Tahun Politik Dimulai 2018, Jokowi Minta Menteri Fokus Kerja

iNews TV, Randu Dahlia ยท Rabu, 06 Desember 2017 - 20:41 WIB
Tahun Politik Dimulai 2018, Jokowi Minta Menteri Fokus Kerja

Ilustrasi rapat kabinet paripurna. (Foto: Sindonews)

BOGOR, iNews.id - Presiden Joko Widodo (Jokowi) menggelar rapat kabinet paripurna di Istana Kepresidenan Bogor. Rapat yang digelar secara tertutup membahas soal perencanaan kerja pemerintah di tahun 2018. Jangan sampai agenda politik tahun depan mengganggu konsentrasi bekerja.
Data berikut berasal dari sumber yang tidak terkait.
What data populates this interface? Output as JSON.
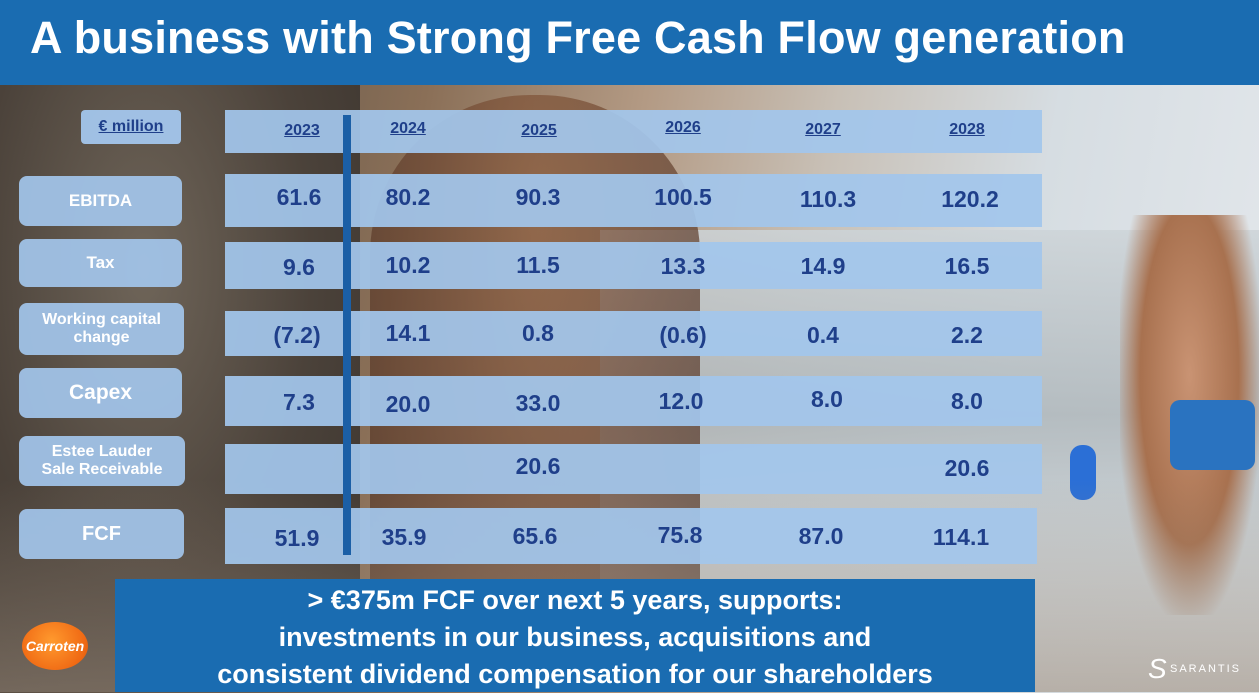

Jokowi meminta kepada seluruh menteri dan pimpinan lembaga yang menghadiri rapat untuk fokus menyelesaikan program yang telah ditargetkan. Dia mengingatkan, persiapan politik di tahun 2018 dan 2019 merupakan bagian dari fokus pekerjaan yang harus diselesaikan.
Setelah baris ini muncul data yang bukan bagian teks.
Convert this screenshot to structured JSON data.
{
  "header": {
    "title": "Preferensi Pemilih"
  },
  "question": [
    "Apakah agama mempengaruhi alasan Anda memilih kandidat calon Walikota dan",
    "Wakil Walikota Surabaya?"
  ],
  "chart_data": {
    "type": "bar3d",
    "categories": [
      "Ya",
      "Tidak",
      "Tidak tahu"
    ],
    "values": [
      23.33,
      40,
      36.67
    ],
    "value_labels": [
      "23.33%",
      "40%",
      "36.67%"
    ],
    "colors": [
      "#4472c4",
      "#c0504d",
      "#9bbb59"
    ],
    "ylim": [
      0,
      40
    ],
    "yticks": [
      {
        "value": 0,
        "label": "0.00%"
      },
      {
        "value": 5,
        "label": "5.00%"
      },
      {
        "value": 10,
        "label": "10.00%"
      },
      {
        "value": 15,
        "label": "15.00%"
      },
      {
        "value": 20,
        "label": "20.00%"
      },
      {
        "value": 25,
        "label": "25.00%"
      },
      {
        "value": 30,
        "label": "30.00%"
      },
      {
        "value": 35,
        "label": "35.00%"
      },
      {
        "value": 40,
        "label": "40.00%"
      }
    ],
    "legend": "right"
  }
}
"Tahun 2018 bukan hanya tahun politik, juga dimulainya tahapan Pemilu 2019. Jangan sampai karena tahun politik konsentrasi dalam bekerja kita terbang. Gangguan ini yang perlu digarisbawahi," ucap Jokowi di Istana Bogor, Rabu (6/12/2017).

Presiden juga menyampaikan, agenda Asian Games 2018 harus dipersiapkan sebaik-baiknya karena pesta olahraga terbesar se-Asia itu menjadi pertaruhan nama baik Indonesia sebagai penyelenggara di mata dunia. Lembaga negara dan kementerian terkait tidak boleh kehilangan konsentrasi meskipun telah terjadi bencana alam di sejumlah wilayah.
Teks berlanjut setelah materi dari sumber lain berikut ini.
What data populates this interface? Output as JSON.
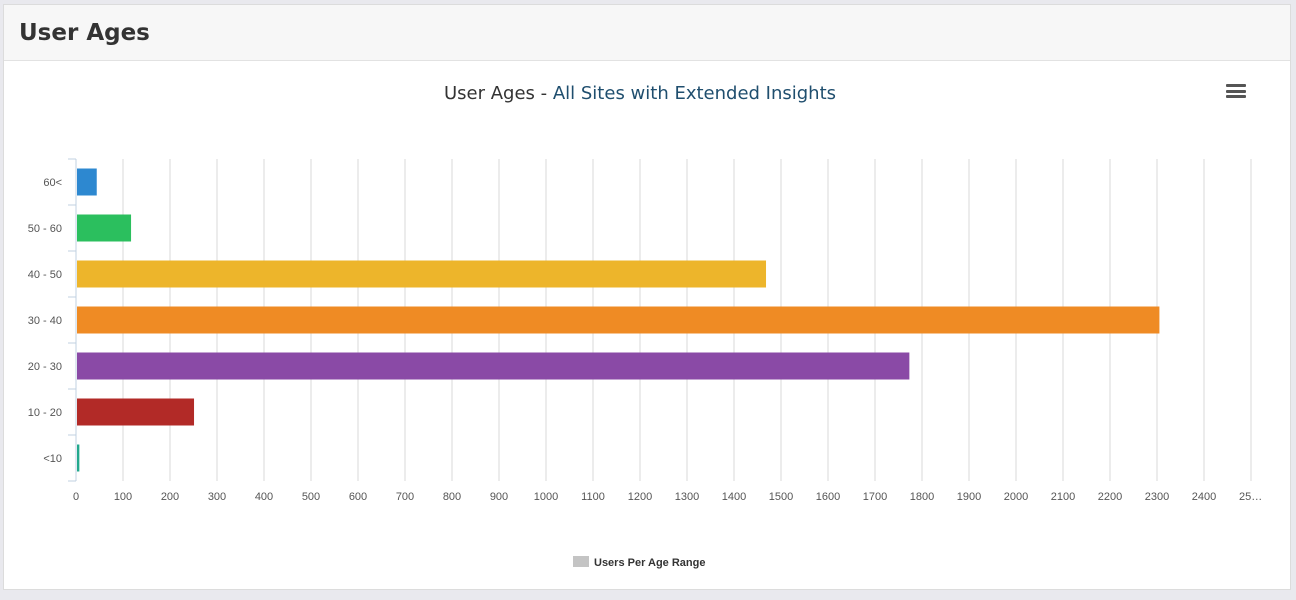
{
  "header": {
    "title": "User Ages"
  },
  "chart_data": {
    "type": "bar",
    "orientation": "horizontal",
    "title": "User Ages - ",
    "subtitle_link": "All Sites with Extended Insights",
    "categories": [
      "60<",
      "50 - 60",
      "40 - 50",
      "30 - 40",
      "20 - 30",
      "10 - 20",
      "<10"
    ],
    "values": [
      42,
      115,
      1466,
      2303,
      1771,
      249,
      5
    ],
    "colors": [
      "#2d88d0",
      "#2bbf5e",
      "#edb52b",
      "#ef8b24",
      "#8a4aa6",
      "#b22a27",
      "#22a88c"
    ],
    "xlim": [
      0,
      2500
    ],
    "xticks": [
      "0",
      "100",
      "200",
      "300",
      "400",
      "500",
      "600",
      "700",
      "800",
      "900",
      "1000",
      "1100",
      "1200",
      "1300",
      "1400",
      "1500",
      "1600",
      "1700",
      "1800",
      "1900",
      "2000",
      "2100",
      "2200",
      "2300",
      "2400",
      "25…"
    ],
    "grid": true,
    "legend": {
      "label": "Users Per Age Range",
      "color": "#c4c4c4",
      "position": "bottom-center"
    },
    "xlabel": "",
    "ylabel": ""
  }
}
"Kita menjadi tuan rumah perhelatan besar tingkat dunia yaitu Asian Games 18. Ini menyangkut tamu kurang lebih 30.000 orang. Saya minta kepada menteri dan kepala lembaga untuk fokus bekerja dan fokus mengejar target yang telah kita tentukan," ungkapnya.

Presiden juga mengharapkan, pertumbuhan ekonomi sebesar 5,4 persen pada tahun 2018 yang telah ditargetkan bisa tercipta. Maka itu, dibutuhkan fokus kerja optimal untuk melahirkan stabilitas ekonomi yang buntutnya dapat menjaga stabilitas harga dan keuangan. Alokasi dana dan pengelolaan risiko bisa berfungsi secara baik untuk mendukung pertumbuhan ekonomi.

"Ini yang perlu digarisbawahi, saya minta kepada para menteri dan kepala lembaga negara betul-betul memastikan agar program yang kita rencanakan diperhatikan dan dikontrol," katanya.